於步驟S2中,首先以bicinchoninic acid (BCA, Pierce™ BCA Protein Assay Kit, QH220532A)測定尿液之該PSMB9蛋白質之含量。先配製標準品(取原溶液並將原溶液 (2 mg/ml)稀釋成 0、0.25、0.5、0.75、1、1.5 mg/ml BSA)以及稀釋好的濃度要在 standard curve內的一倍至十倍的樣品, 依序加入至 96 孔盤中。三重複實驗,每個樣品槽加入10 μl 樣品量和200 μl reagent A 和reagent B混和試劑 (A : B = 50 : 1)於震盪培養箱 (LM-400 YIH DER)以 37℃轉速 90 rpm 避光反應 30 分鐘。最後再利用酵素免疫吸附分析讀取儀 (Enzyme-linked immunosorbent assay reader)選擇 BCA assay 蛋白質定量模式,測定吸光值 (波長 562 nm),並計算出樣品蛋白質濃度。In step S2, the content of the PSMB9 protein in urine was first determined with bicinchoninic acid (BCA, Pierce™ BCA Protein Assay Kit, QH220532A). Prepare the standard first (take the original solution and dilute the original solution (2 mg/ml) to 0, 0.25, 0.5, 0.75, 1, 1.5 mg/ml BSA) and the diluted concentration should be within one time of the standard curve. Ten times the samples were sequentially added to the 96-well plate. Repeat the experiment three times, add 10 μl sample volume and 200 μl reagent A and reagent B mixed reagent (A : B = 50 : 1) to each sample tank in a shaking incubator (LM-400 YIH DER) at 37°C at 90 rpm to avoid Light reaction for 30 minutes. Finally, use the Enzyme-linked immunosorbent assay reader (Enzyme-linked immunosorbent assay reader) to select the BCA assay protein quantification mode, measure the absorbance value (wavelength 562 nm), and calculate the sample protein concentration.

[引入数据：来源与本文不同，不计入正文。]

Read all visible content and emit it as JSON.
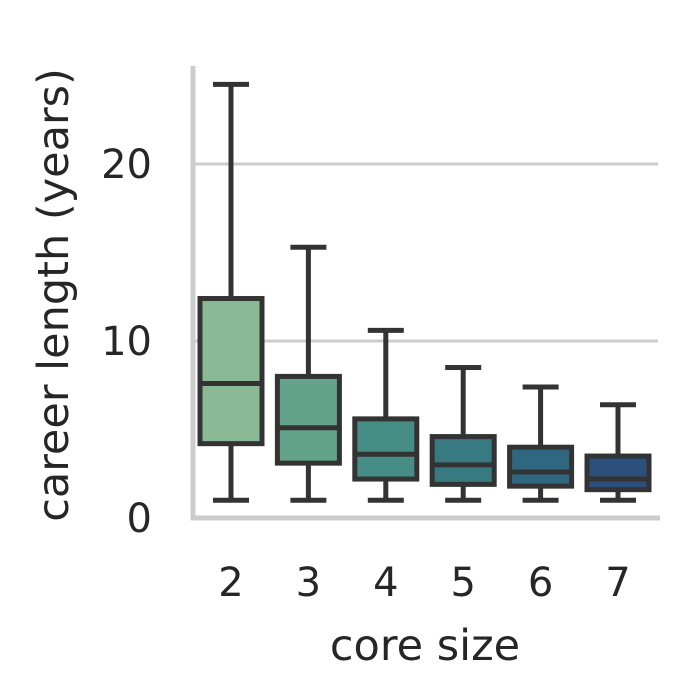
{
  "chart_data": {
    "type": "box",
    "title": "",
    "xlabel": "core size",
    "ylabel": "career length (years)",
    "categories": [
      "2",
      "3",
      "4",
      "5",
      "6",
      "7"
    ],
    "yticks": [
      0,
      10,
      20
    ],
    "ylim": [
      0,
      25.7
    ],
    "grid": "horizontal",
    "boxes": [
      {
        "category": "2",
        "whisker_low": 1.0,
        "q1": 4.2,
        "median": 7.6,
        "q3": 12.4,
        "whisker_high": 24.5,
        "color": "#8ab996"
      },
      {
        "category": "3",
        "whisker_low": 1.0,
        "q1": 3.1,
        "median": 5.1,
        "q3": 8.0,
        "whisker_high": 15.3,
        "color": "#63a38c"
      },
      {
        "category": "4",
        "whisker_low": 1.0,
        "q1": 2.2,
        "median": 3.6,
        "q3": 5.6,
        "whisker_high": 10.6,
        "color": "#468d85"
      },
      {
        "category": "5",
        "whisker_low": 1.0,
        "q1": 1.9,
        "median": 3.0,
        "q3": 4.6,
        "whisker_high": 8.5,
        "color": "#377a82"
      },
      {
        "category": "6",
        "whisker_low": 1.0,
        "q1": 1.8,
        "median": 2.6,
        "q3": 4.0,
        "whisker_high": 7.4,
        "color": "#2f6680"
      },
      {
        "category": "7",
        "whisker_low": 1.0,
        "q1": 1.6,
        "median": 2.2,
        "q3": 3.5,
        "whisker_high": 6.4,
        "color": "#2d4f7c"
      }
    ]
  }
}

其中該PSMB9蛋白質濃度值係以該液相層析/多重反應監測質譜儀進行測定。使用之質譜儀系統為四極離子阱質量分析器 (QTRAP® 6500+ LC-MS/MS System, SCIEX),並利用 Skyline 軟體 (MacCoss Lab Software)建立方法。Wherein the PSMB9 protein concentration value is determined by the liquid chromatography/multiple reaction monitoring mass spectrometer. The mass spectrometer system used was a quadrupole ion trap mass analyzer (QTRAP® 6500+ LC-MS/MS System, SCIEX), and the method was established using Skyline software (MacCoss Lab Software).

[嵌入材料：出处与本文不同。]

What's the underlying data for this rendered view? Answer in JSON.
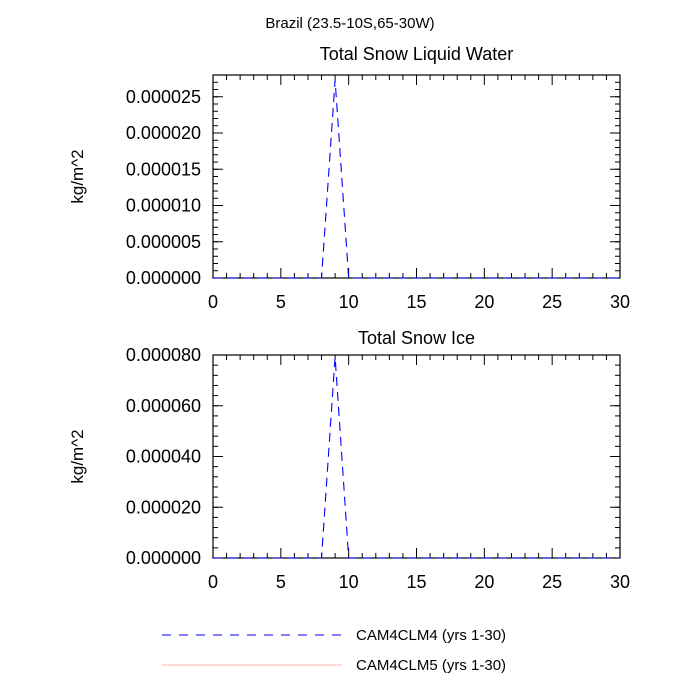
{
  "figure_title": "Brazil (23.5-10S,65-30W)",
  "chart_data": [
    {
      "type": "line",
      "title": "Total Snow Liquid Water",
      "xlabel": "",
      "ylabel": "kg/m^2",
      "xlim": [
        0,
        30
      ],
      "ylim": [
        0,
        2.8e-05
      ],
      "xticks": [
        0,
        5,
        10,
        15,
        20,
        25,
        30
      ],
      "xtick_labels": [
        "0",
        "5",
        "10",
        "15",
        "20",
        "25",
        "30"
      ],
      "yticks": [
        0,
        5e-06,
        1e-05,
        1.5e-05,
        2e-05,
        2.5e-05
      ],
      "ytick_labels": [
        "0.000000",
        "0.000005",
        "0.000010",
        "0.000015",
        "0.000020",
        "0.000025"
      ],
      "y_minor_step": 1e-06,
      "series": [
        {
          "name": "CAM4CLM4 (yrs 1-30)",
          "color": "#0000ff",
          "dash": "dashed",
          "x": [
            0,
            1,
            2,
            3,
            4,
            5,
            6,
            7,
            8,
            9,
            10,
            11,
            12,
            13,
            14,
            15,
            16,
            17,
            18,
            19,
            20,
            21,
            22,
            23,
            24,
            25,
            26,
            27,
            28,
            29,
            30
          ],
          "y": [
            0,
            0,
            0,
            0,
            0,
            0,
            0,
            0,
            0,
            2.73e-05,
            0,
            0,
            0,
            0,
            0,
            0,
            0,
            0,
            0,
            0,
            0,
            0,
            0,
            0,
            0,
            0,
            0,
            0,
            0,
            0,
            0
          ]
        }
      ]
    },
    {
      "type": "line",
      "title": "Total Snow Ice",
      "xlabel": "",
      "ylabel": "kg/m^2",
      "xlim": [
        0,
        30
      ],
      "ylim": [
        0,
        8e-05
      ],
      "xticks": [
        0,
        5,
        10,
        15,
        20,
        25,
        30
      ],
      "xtick_labels": [
        "0",
        "5",
        "10",
        "15",
        "20",
        "25",
        "30"
      ],
      "yticks": [
        0,
        2e-05,
        4e-05,
        6e-05,
        8e-05
      ],
      "ytick_labels": [
        "0.000000",
        "0.000020",
        "0.000040",
        "0.000060",
        "0.000080"
      ],
      "y_minor_step": 4e-06,
      "series": [
        {
          "name": "CAM4CLM4 (yrs 1-30)",
          "color": "#0000ff",
          "dash": "dashed",
          "x": [
            0,
            1,
            2,
            3,
            4,
            5,
            6,
            7,
            8,
            9,
            10,
            11,
            12,
            13,
            14,
            15,
            16,
            17,
            18,
            19,
            20,
            21,
            22,
            23,
            24,
            25,
            26,
            27,
            28,
            29,
            30
          ],
          "y": [
            0,
            0,
            0,
            0,
            0,
            0,
            0,
            0,
            0,
            7.92e-05,
            0,
            0,
            0,
            0,
            0,
            0,
            0,
            0,
            0,
            0,
            0,
            0,
            0,
            0,
            0,
            0,
            0,
            0,
            0,
            0,
            0
          ]
        }
      ]
    }
  ],
  "legend": {
    "items": [
      {
        "label": "CAM4CLM4 (yrs 1-30)",
        "color": "#0000ff",
        "dash": "dashed"
      },
      {
        "label": "CAM4CLM5 (yrs 1-30)",
        "color": "#ff0000",
        "dash": "solid"
      }
    ]
  }
}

接續於步驟S3中,各三十九位(n=39)的腎臟癌(RCC)和疝氣病患(Hernia)之尿液檢體藉由LC-MRM/MS取得該PSMB9蛋白質濃度值(每μg的尿液含有多少fmol的該PSMB9蛋白質),並以 ROC 曲線配合 Youden’s index (J)進行計算計算,該PSMB9蛋白質濃度值乘以一年齡(係為該受測者之該年齡)得到一第一風險係數(fmol /μg * age),其結果如第2A及2B圖所示,其係分別為本發明之第一實施例之PSMB9蛋白質乘以年齡之相對表現量結果圖以及本發明之第一實施例之PSMB9蛋白質乘以年齡之ROC曲線分析圖,由圖可知,腎臟癌之該檢測樣本之表現量(該第一風險係數遠)高於非腎臟癌(改變倍率 fold change,FC= 10.65),且當設定閾值為2.687 (fmol /μg*age)時,AUC值為0.702,敏感度為0.359,特異度為1。Next in step S3, the PSMB9 protein concentration (per μg How many fmol of the PSMB9 protein is contained in the urine), and calculated with the ROC curve and Youden's index (J), the PSMB9 protein concentration value is multiplied by an age (it is the age of the subject) to get a first Risk coefficient (fmol/μg * age), the results are shown in Figures 2A and 2B, which are the relative expression results of PSMB9 protein multiplied by age in the first embodiment of the present invention and the first embodiment of the present invention. The ROC curve analysis graph of PSMB9 protein multiplied by age in the embodiment, it can be seen from the graph that the expression level of the test sample of kidney cancer (the first risk coefficient is far) higher than that of non-kidney cancer (fold change, FC=10.65) , and when the threshold was set at 2.687 (fmol /μg*age), the AUC value was 0.702, the sensitivity was 0.359, and the specificity was 1.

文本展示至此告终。